Last month Gardner testified at the preliminary trial of Blake Paul, of Moose Factory, Ont., who is accused of second-degree murder. Paul was arrested in 2012 in Cape Breton, N.S.
Gardner apparently was reluctant to testify and she was warned by officials that if she didn’t testify she would be held in custody until the trial, scheduled for later this year, according to Doug Johnson Hatlem, a street pastor with Sanctuary, an organization in Toronto that helps struggling people.
“They did not give her adequate protection for testifying…in a major murder trial where she is being called a rat and being threatened and we had to literally beg to get her a second night in a hotel and she was testifying for five straight days,” said Johnson Hatlem. “They just wanted to give her the first night. She’s homeless. She’s vulnerable.”
It’s not immediately known if Gardner’s death is being treated as suspicious by Toronto police but it’s leaving some to question the timing of the death.
“That’s a potential,” said Johnson Hatlem. “It also could have been an accident. We don’t know that yet but given the circumstances if this isn’t treated at least a little bit suspicious it’s going to be really, really maddening.”
Originally from Nigigoonsiminikaaning First Nation, located 40 km east of Fort Frances, Ont., Gardner was living in Toronto. She often went to Sanctuary for help.
On her Facebook page dozens of people expressed sorrow upon learning of her death.

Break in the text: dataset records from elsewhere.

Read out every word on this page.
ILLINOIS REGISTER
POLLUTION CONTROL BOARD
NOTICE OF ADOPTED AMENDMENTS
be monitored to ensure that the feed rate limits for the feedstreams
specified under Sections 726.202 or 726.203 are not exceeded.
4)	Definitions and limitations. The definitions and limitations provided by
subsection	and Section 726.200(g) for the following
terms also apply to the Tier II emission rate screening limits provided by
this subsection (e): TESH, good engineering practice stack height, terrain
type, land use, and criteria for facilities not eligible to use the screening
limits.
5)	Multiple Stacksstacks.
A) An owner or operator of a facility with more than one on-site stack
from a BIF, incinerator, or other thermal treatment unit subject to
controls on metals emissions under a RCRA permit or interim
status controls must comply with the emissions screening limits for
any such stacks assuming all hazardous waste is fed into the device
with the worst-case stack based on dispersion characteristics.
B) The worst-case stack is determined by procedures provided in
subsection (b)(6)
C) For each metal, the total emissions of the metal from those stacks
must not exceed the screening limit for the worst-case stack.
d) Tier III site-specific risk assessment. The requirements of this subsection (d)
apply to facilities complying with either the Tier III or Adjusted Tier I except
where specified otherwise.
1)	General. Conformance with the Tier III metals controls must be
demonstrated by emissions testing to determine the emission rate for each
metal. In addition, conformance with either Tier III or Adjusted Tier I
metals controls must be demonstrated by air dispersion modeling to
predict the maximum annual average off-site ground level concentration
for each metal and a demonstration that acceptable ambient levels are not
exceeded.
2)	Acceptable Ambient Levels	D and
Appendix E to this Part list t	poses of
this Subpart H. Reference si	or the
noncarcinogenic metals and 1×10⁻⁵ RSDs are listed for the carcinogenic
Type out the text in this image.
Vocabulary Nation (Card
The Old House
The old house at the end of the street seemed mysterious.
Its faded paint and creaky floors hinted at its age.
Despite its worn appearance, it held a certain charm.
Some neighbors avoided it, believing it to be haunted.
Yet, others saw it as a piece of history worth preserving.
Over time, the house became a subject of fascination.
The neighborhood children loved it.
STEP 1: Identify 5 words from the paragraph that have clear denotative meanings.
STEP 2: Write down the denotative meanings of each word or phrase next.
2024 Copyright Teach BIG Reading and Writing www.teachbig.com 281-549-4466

“I just don’t want to believe it’s true and then I keep seeing everyone post about you being gone,” said one person. “The waves of sorrow are small right now but, I can feel them growing and it hurts more and more when I think I wont be able to walk do the street and see that beautiful smile of yours or get one of those super awesome hugs.”
Police said they couldn’t release any information.